Ter um vice com essas credenciais não ajuda Nunes a conquistar votos de eleitores moderados, mas este parecia ser um preço aceitável para garantir o apoio de Bolsonaro. O custo aumentou, porém, após José Luís Datena, apresentador de um popular programa policialesco na tevê, filiar-se ao PSDB na quinta-feira 13 e apresentar-se como candidato a prefeito. “Dessa vez, vou até o fim”, prometeu o neotucano, com longo histórico de recuos na política. Datena tem potencial de crescimento nas pesquisas, sobretudo junto ao eleitorado de centro-direita, exatamente onde Nunes busca avançar, se já conta com o apoio dos bolsonaristas. Mas isso tampouco é uma garantia, sobretudo após o influencer Pablo Marçal também lançar sua pré-candidatura pelo nanico PRTB.

Há quem duvide da real disposição de Datena para abrir mão do salário de sete dígitos na televisão para entrar na disputa. Sua confusa trajetória política contribui para aumentar as suspeitas. Em 2022, chegou a ser cotado como vice de Ciro Gomes na corrida presidencial. Depois, participou de encontros com Jair Bolsonaro. No ano passado, cogitou unir forças com Guilherme Boulos, pré-candidato de PSOL à prefeitura de São Paulo. “Se você peitar o PT e nós sairmos candidatos, se você falar para o Lula: ‘Eu quero o Datena como vice e sinto muito’, nós podemos sair”, afirmou o apresentador, durante um jantar na casa do deputado psolista. Após um vídeo do encontro vazar, desconversou e abortou o plano.

A despeito das idas e vindas, Datena levará a termo a candidatura, aposta o ex-senador tucano José Aníbal. “Até entendo que outras vezes aconteceu diferente. Mas agora ele vai, é o momento de encarar esse desafio.” Ainda sem um vice, Aníbal admite que o partido “chegou atrasado” nesse pleito, quando a maior parte das composições estava definida. Avalia, porém, que as alianças são mais importantes para ampliar o tempo de propaganda eleitoral na tevê. “O Datena não precisa disso.”

A candidatura do apresentador pode colocar por água abaixo a ideia inicial da deputada Tabata Amaral, do PSB, de tê-lo como companheiro de chapa. O coordenador político de sua pré-campanha, Orlando Faria, sustenta que, por trás das cortinas, ainda há negociações em curso para que o apresentador desista do voo solo. “Apesar de eles terem lançado o Datena, ainda estamos conversando. O PSDB é o partido que mais tem pontos em comum com a agenda da Tabata. Essa composição daria amplitude para disputar um eleitorado mais diverso.”

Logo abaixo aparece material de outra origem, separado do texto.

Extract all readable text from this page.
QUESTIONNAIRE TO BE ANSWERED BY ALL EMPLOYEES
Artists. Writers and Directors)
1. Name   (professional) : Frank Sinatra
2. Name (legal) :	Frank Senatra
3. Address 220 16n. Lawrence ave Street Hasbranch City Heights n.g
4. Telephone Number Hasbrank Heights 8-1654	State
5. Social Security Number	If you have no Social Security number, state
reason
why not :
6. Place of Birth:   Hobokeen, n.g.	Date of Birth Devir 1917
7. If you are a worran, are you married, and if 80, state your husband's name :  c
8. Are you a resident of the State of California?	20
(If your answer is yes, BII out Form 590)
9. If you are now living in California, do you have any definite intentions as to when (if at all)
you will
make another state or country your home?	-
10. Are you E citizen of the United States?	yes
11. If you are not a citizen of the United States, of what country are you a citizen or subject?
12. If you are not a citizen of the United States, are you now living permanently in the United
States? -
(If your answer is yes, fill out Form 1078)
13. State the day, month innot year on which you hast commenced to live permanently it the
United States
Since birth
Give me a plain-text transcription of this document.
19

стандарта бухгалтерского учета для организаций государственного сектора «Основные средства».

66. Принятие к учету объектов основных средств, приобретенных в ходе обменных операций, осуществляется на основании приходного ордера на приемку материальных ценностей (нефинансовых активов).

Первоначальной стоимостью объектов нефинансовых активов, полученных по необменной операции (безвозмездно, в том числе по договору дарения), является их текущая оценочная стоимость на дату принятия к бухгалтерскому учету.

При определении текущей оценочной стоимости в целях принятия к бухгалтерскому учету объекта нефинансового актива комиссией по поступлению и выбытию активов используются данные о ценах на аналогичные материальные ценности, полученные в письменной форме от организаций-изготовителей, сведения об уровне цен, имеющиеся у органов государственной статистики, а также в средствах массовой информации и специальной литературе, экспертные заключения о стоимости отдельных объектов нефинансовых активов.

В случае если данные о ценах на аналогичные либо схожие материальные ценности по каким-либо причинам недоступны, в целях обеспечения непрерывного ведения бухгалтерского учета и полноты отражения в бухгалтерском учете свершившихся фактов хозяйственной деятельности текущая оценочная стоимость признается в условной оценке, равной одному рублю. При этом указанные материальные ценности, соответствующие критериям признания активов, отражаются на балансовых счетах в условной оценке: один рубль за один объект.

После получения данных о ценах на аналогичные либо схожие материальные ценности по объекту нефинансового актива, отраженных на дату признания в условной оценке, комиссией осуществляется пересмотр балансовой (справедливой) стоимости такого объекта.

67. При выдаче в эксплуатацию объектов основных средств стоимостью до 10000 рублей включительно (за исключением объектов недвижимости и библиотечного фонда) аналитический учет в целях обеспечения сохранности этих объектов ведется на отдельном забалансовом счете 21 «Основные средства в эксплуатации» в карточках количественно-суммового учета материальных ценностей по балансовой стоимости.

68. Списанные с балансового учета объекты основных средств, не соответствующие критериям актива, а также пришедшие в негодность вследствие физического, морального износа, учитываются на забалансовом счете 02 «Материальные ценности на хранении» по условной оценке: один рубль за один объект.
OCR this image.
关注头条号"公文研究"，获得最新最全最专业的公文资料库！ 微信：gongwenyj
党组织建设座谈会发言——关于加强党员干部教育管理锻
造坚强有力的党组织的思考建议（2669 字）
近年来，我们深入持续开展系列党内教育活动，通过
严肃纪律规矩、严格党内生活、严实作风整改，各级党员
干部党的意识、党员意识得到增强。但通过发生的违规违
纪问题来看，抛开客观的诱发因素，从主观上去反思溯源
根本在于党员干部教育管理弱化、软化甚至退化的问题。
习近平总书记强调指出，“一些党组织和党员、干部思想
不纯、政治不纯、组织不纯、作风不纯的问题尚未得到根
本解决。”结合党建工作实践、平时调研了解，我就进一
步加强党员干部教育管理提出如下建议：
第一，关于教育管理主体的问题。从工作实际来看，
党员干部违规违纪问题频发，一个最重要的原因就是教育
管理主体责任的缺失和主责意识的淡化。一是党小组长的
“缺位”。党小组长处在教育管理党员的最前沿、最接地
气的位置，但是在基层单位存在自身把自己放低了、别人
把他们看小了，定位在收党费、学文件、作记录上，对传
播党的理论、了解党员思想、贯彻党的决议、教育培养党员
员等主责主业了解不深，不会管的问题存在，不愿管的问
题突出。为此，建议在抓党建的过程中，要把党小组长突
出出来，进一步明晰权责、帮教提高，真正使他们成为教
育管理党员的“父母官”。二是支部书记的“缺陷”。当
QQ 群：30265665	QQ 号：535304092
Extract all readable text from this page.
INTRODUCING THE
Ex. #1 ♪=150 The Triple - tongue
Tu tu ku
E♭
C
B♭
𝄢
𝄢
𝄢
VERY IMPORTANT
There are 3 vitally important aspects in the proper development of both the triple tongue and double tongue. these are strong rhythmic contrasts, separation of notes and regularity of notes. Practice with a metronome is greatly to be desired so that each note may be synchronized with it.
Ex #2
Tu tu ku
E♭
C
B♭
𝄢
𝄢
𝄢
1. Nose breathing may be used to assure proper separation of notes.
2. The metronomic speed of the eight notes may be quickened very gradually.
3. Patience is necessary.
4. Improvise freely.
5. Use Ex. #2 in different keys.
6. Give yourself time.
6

Segundo a mais recente pesquisa Atlas/CNN, divulgada na quarta-feira 19, Boulos segue na liderança da corrida para a prefeitura paulistana, com 35,7% das intenções de voto. Em busca de reeleição, Nunes parece já sofrer os impactos da fragmentação de candidaturas à direita. Se em outras sondagens aparecia tecnicamente empatado com Boulos, o alcaide agora figura mais de 10 pontos atrás, com 23,4%. Marçal já desponta com impressionantes 12,6%. Ainda no campo da direita, o deputado Kim Kataguiri, do União Brasil, está com 6,9% e o estreante Datena morde 5,8% do eleitorado paulistano. Um tiquinho mais à esquerda, Tabata agora está na quarta colocação, com 10,7%.

Cria do MBL, Kataguiri faz campanha acanhada, pois o seu partido ainda não decidiu se lançará candidatura própria ou se abraçará Nunes. O vereador Adilson Amadeu, do União Brasil, alega que, até a convenção de 20 de julho, nem Milton Leite, principal liderança da legenda no estado, arriscaria dizer se Kataguiri será ou não candidato. “Não garanto, mas acredito que vamos de Nunes desde o começo.”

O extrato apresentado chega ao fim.